Table 5. Final model hyperparameters.

4.6 Broader Issues Related to Heterophily

Many popular GNN models implicitly assume homophily, producing results that may be biased, unfair or erroneous [29]. This can result in the so-called ‘filter bubble’ phenomenon in a recommendation system (reinforcing existing beliefs/views, and downplaying the opposite ones), or make minority groups less visible in social networks, creating ethical implications [7]. FDGATII’s novel self-attention mechanism, where dynamic attention supplemented with II for feature preservation, reduces the filter bubble phenomenon and its potential negative consequences, ensuring fairness and less bias.

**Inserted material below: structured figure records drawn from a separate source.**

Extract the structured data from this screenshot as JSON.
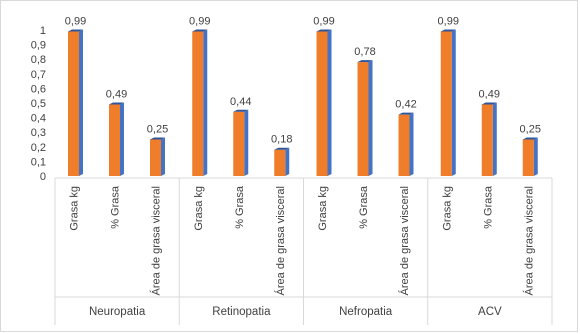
{
  "chart_data": {
    "type": "bar",
    "style": "3d-clustered-column",
    "groups": [
      {
        "name": "Neuropatia",
        "bars": [
          {
            "label": "Grasa kg",
            "value": 0.99,
            "display": "0,99"
          },
          {
            "label": "% Grasa",
            "value": 0.49,
            "display": "0,49"
          },
          {
            "label": "Área de grasa visceral",
            "value": 0.25,
            "display": "0,25"
          }
        ]
      },
      {
        "name": "Retinopatia",
        "bars": [
          {
            "label": "Grasa kg",
            "value": 0.99,
            "display": "0,99"
          },
          {
            "label": "% Grasa",
            "value": 0.44,
            "display": "0,44"
          },
          {
            "label": "Área de grasa visceral",
            "value": 0.18,
            "display": "0,18"
          }
        ]
      },
      {
        "name": "Nefropatia",
        "bars": [
          {
            "label": "Grasa kg",
            "value": 0.99,
            "display": "0,99"
          },
          {
            "label": "% Grasa",
            "value": 0.78,
            "display": "0,78"
          },
          {
            "label": "Área de grasa visceral",
            "value": 0.42,
            "display": "0,42"
          }
        ]
      },
      {
        "name": "ACV",
        "bars": [
          {
            "label": "Grasa kg",
            "value": 0.99,
            "display": "0,99"
          },
          {
            "label": "% Grasa",
            "value": 0.49,
            "display": "0,49"
          },
          {
            "label": "Área de grasa visceral",
            "value": 0.25,
            "display": "0,25"
          }
        ]
      }
    ],
    "y_ticks": [
      "0",
      "0,1",
      "0,2",
      "0,3",
      "0,4",
      "0,5",
      "0,6",
      "0,7",
      "0,8",
      "0,9",
      "1"
    ],
    "ylim": [
      0,
      1
    ],
    "grid": false,
    "legend": "none",
    "colors": {
      "front": "#f07d2a",
      "side": "#4472c4",
      "top": "#2f5597"
    }
  }
}
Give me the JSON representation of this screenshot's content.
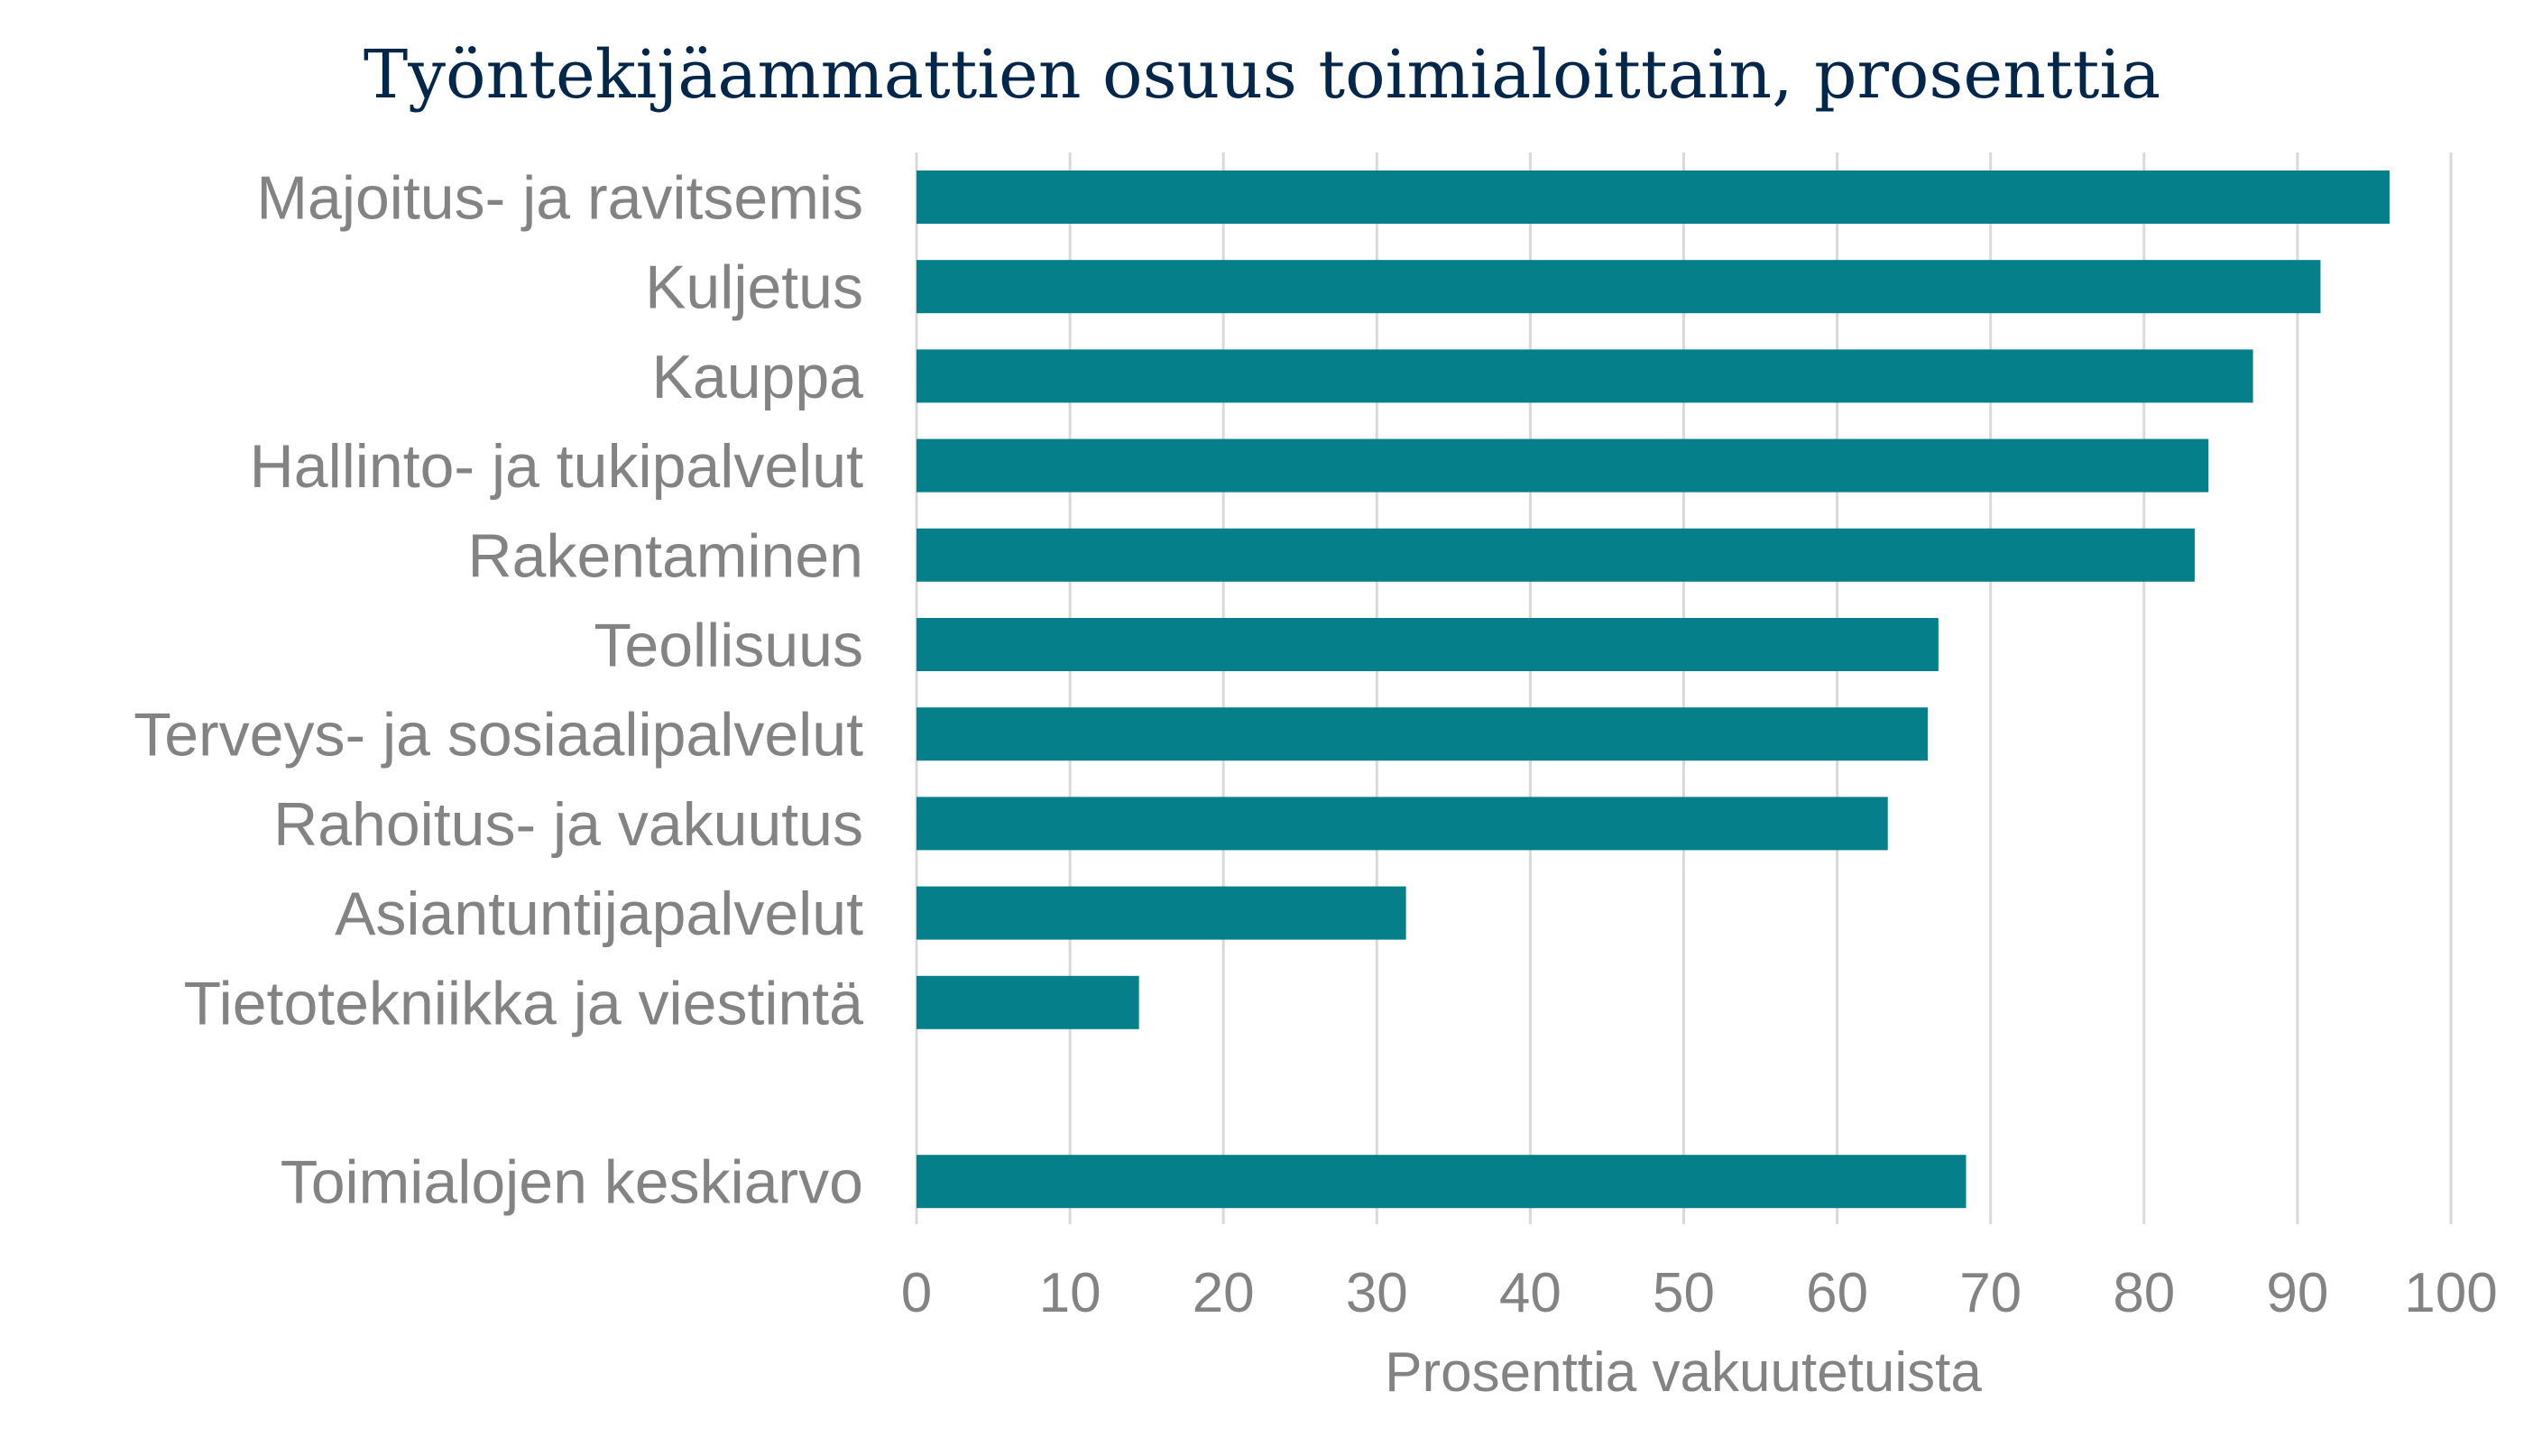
{
  "chart_data": {
    "type": "bar",
    "orientation": "horizontal",
    "title": "Työntekijäammattien osuus toimialoittain, prosenttia",
    "xlabel": "Prosenttia vakuutetuista",
    "ylabel": "",
    "xlim": [
      0,
      100
    ],
    "xticks": [
      0,
      10,
      20,
      30,
      40,
      50,
      60,
      70,
      80,
      90,
      100
    ],
    "xtick_labels": [
      "0",
      "10",
      "20",
      "30",
      "40",
      "50",
      "60",
      "70",
      "80",
      "90",
      "100"
    ],
    "grid": true,
    "legend": "none",
    "bar_color": "#057f89",
    "categories": [
      "Majoitus- ja ravitsemis",
      "Kuljetus",
      "Kauppa",
      "Hallinto- ja tukipalvelut",
      "Rakentaminen",
      "Teollisuus",
      "Terveys- ja sosiaalipalvelut",
      "Rahoitus- ja vakuutus",
      "Asiantuntijapalvelut",
      "Tietotekniikka ja viestintä",
      "",
      "Toimialojen keskiarvo"
    ],
    "values": [
      96.0,
      91.5,
      87.1,
      84.2,
      83.3,
      66.6,
      65.9,
      63.3,
      31.9,
      14.5,
      null,
      68.4
    ]
  }
}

This offers new possibilities for future research into data where ‘opposites attract’, in which the majority of linked nodes are different, such as social and dating networks (the majority of persons of one gender connect with the opposite gender), chemistry and biology (amino acids bond with dissimilar types in protein structures), e-commerce (sellers with promoters and influencers), and dark web and other cybercrime related activities [29]. In a typical dark web social network, fraudsters are more likely to connect to intermediaries and prospective victims than to other fraudsters. Illicit actors will form ties with other actors who play different roles [3], resulting in heterophilic characteristics.

5 Conclusion

We propose FDGATII, a novel efficient dynamic attention-based model that combines attentional aggregation with dual feature preserving mechanisms based on Initial residual and Identity. FDGATII successfully combines strengths of both GCN and GAT worlds with none of the drawbacks, is inductive, able to handle noise in graphs and achieves depths of upto 32; a first for any attentional model and a limitation of many prior GNN techniques. Extensive experiments on a wide spectrum of benchmark datasets show that FDGATII achieves SOTA or second-best accuracy on benchmark fully supervised tasks. FDGATII has exceptional accuracy and efficiency whilst simultaneously addressing over-smoothing, suspended animation and heterophily prevalent in real world datasets.